Trendige Jeans ohne giftiges Bleichen

„Stone-washed Jeans" oder Jeans mit „used look" sind bei jugendlichen Käufern besonders begehrt. Das Problem dabei: Ausgewaschen und lange getragen wirkende Modelle lassen sich nur durch mechanische Verfahren (Sandstrahler-Einsatz, Ausfransen, Zerschneiden, usw.) oder durch den Einsatz von Bleichmitteln bzw. durch beides herstellen. Viele dieser Prozesse bedeuten für die Arbeiter in den Fabriken ein erhöhtes Risiko von Folgeschäden wie Silikose (Staublunge) oder Krebs.
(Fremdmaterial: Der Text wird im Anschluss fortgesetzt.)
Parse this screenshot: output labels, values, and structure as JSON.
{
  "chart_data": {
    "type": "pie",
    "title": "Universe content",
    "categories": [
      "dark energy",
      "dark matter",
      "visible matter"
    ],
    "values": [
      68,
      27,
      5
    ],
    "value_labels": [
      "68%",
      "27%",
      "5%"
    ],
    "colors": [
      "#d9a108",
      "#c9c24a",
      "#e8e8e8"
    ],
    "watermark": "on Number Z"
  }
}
Forscher der Universität Innsbruck haben jetzt eine umweltfreundlichere Methode zur Behandlung von Jeansstoffen (Denim) vorgestellt. Statt bei den herkömmlichen selektiven Bleichvorgängen Oxidationsmittel wie Natriumhypochlorit einzusetzen, wird zur Aufhellung eine spezielle Paste auf den Stoff aufgetragen. Enzyme bewirken eine Oberflächenaktivierung und bringen die Zellulose bzw. Baumwolle zum Quellen. Nach einer bestimmten Einwirkzeit wird die Paste wieder abgewaschen.
Das Verfahren wurde schon 2007 zum Patent angemeldet, ist mittlerweile rechtlich geschützt und laut Aussagen der Wissenschaftler marktreif. Ein erster Kooperationsvertrag mit einem Denim-Waschunternehmen sei bereits unterzeichnet. Den Forschern zufolge schont die Innsbrucker Methode nicht nur die Umwelt, sondern auch die Gesundheit der Textilarbeiter.